A maximum jail sentence shows just how much company bosses can be personally held to account for safety failings. And as we’ve seen over the course of the last year or so, the courts are more willing than ever to hand down harsh sentences.
In this latest case, a plant hire owner has been jailed for the maximum two years allowed under the law after a worker died in a crane collapse.
Maintenance failures
The court was told two workers were in the platform’s basket removing netting from a Glasgow office block when the boom buckled and collapsed. The safety rigger plunged 90ft from a raised platform when a cherry-picker buckled. A co-worker suffered serious injuries.
The court heard a similar incident happened the year before on the same platform, but fortunately did not result in any serious harm. However, although the manufacturer recommended a boom section be replaced, it was instead given a much cheaper repair. Health & Safety investigators found a catalogue of other faults. Indeed, the platform’s poor maintenance was described as “an accident waiting to happen”.
The judge described the attitude of Lanarkshire businessman Donald Craig and his company Craig Services & Access Limited as “cavalier”. Craig was said to have been untruthful over the platform’s condition and to have gambled with the lives of those using the cherry-picker. His breach of duty was so serious and had such tragic consequences that the judge said she had no alternative but to impose the maximum custodial sentence of two years’ imprisonment.
Duty of care
The judge underlined the fact the company had a duty to make sure workers were not “so far as reasonably practicable” exposed to the risk of serious injury or death. The company also had an absolute duty to maintain the cherry-picker in good repair. It should have been thoroughly inspected at least every six months. The company’s cavalier attitude to safety broke all three duties.
Craig and his company denied Health & Safety breaches but were found guilty of three charges relating to the platform’s collapse and failures in maintaining and using it. They were fined £61,000 in total.
Another company JM Access Solutions Ltd was fined £30,000 for failing to adequately inspect the platform following an instruction by Craig to repair the damaged boom.
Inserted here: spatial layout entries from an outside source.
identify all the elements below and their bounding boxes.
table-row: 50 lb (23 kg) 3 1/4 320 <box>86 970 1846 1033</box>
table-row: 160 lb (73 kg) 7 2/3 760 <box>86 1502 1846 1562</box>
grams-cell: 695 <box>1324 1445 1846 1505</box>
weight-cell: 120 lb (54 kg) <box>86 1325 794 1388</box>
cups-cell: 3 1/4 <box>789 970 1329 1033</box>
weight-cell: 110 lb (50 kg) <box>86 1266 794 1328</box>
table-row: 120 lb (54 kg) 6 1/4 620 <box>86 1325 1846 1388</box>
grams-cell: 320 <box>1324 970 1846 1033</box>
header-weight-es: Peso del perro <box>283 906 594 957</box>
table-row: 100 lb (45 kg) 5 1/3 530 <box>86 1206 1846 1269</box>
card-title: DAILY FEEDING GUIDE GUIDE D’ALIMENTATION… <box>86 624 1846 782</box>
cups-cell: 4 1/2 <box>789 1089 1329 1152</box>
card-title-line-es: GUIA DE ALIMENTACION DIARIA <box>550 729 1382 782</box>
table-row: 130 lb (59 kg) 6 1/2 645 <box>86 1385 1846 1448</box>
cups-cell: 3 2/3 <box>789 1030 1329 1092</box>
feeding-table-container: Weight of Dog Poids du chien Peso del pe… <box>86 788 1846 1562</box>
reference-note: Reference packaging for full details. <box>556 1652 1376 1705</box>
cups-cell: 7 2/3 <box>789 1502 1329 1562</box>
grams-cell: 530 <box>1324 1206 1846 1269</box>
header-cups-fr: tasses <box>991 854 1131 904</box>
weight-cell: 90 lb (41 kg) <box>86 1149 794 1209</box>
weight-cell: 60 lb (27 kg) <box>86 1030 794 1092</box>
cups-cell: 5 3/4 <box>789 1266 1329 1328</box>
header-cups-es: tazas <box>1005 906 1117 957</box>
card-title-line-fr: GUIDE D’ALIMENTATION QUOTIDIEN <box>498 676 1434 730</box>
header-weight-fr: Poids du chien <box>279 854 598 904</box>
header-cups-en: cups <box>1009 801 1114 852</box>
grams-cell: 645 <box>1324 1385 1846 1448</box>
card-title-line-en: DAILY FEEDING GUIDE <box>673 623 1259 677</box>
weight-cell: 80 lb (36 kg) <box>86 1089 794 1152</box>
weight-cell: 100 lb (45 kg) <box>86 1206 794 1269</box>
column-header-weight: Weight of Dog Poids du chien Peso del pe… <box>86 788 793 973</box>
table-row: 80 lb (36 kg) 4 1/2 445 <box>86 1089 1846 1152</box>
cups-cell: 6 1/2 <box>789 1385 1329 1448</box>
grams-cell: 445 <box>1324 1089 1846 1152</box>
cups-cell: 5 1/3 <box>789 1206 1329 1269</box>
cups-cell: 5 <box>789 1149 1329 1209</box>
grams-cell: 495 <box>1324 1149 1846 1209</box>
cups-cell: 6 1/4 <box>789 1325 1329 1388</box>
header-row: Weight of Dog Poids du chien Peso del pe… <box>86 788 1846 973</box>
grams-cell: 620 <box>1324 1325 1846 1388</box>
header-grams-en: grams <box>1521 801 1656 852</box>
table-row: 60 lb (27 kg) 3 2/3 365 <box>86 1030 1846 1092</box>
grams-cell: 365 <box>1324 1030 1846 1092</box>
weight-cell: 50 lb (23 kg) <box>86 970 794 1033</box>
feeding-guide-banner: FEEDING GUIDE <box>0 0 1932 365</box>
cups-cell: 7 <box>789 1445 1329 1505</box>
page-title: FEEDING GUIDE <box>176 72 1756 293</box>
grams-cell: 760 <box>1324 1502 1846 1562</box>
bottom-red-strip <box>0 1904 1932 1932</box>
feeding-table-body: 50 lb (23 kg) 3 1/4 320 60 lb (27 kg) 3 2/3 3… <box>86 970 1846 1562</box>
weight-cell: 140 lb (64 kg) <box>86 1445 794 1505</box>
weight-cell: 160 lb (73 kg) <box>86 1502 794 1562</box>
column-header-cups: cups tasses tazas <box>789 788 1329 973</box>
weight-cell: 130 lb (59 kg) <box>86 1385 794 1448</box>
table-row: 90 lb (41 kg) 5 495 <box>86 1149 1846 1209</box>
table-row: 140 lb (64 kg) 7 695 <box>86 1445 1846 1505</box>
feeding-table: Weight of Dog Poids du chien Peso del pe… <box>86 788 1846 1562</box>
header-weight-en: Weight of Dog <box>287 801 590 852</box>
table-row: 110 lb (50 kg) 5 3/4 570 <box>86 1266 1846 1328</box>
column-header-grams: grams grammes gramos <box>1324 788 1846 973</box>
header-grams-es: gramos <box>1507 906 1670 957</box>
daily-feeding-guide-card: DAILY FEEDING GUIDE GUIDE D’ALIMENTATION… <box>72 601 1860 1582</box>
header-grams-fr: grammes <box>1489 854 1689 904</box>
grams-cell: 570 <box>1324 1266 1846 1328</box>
The fines though mean little as Craig’s company is in liquidation with substantial debts while JM Access Solutions has stopped trading with a negative net worth.
Entirely preventable
Health & Safety officials said the tragedy could have been avoided had Craig and his company followed advice and safely maintained the cherry-picker.
The Health & Safety Executive (HSE) said the incident was entirely preventable, particularly as Craig ignored advice to replace the damaged boom and that the cheap repair left it in an unsafe condition. The HSE stressed “A mobile work platform is a safety critical piece of equipment and it was highly foreseeable that such a repair would risk the lives of those using the equipment.”
The HSE went on to say the catalogue of defects showed Craig Services “did not have an adequate proactive maintenance and reactive repair system in place”.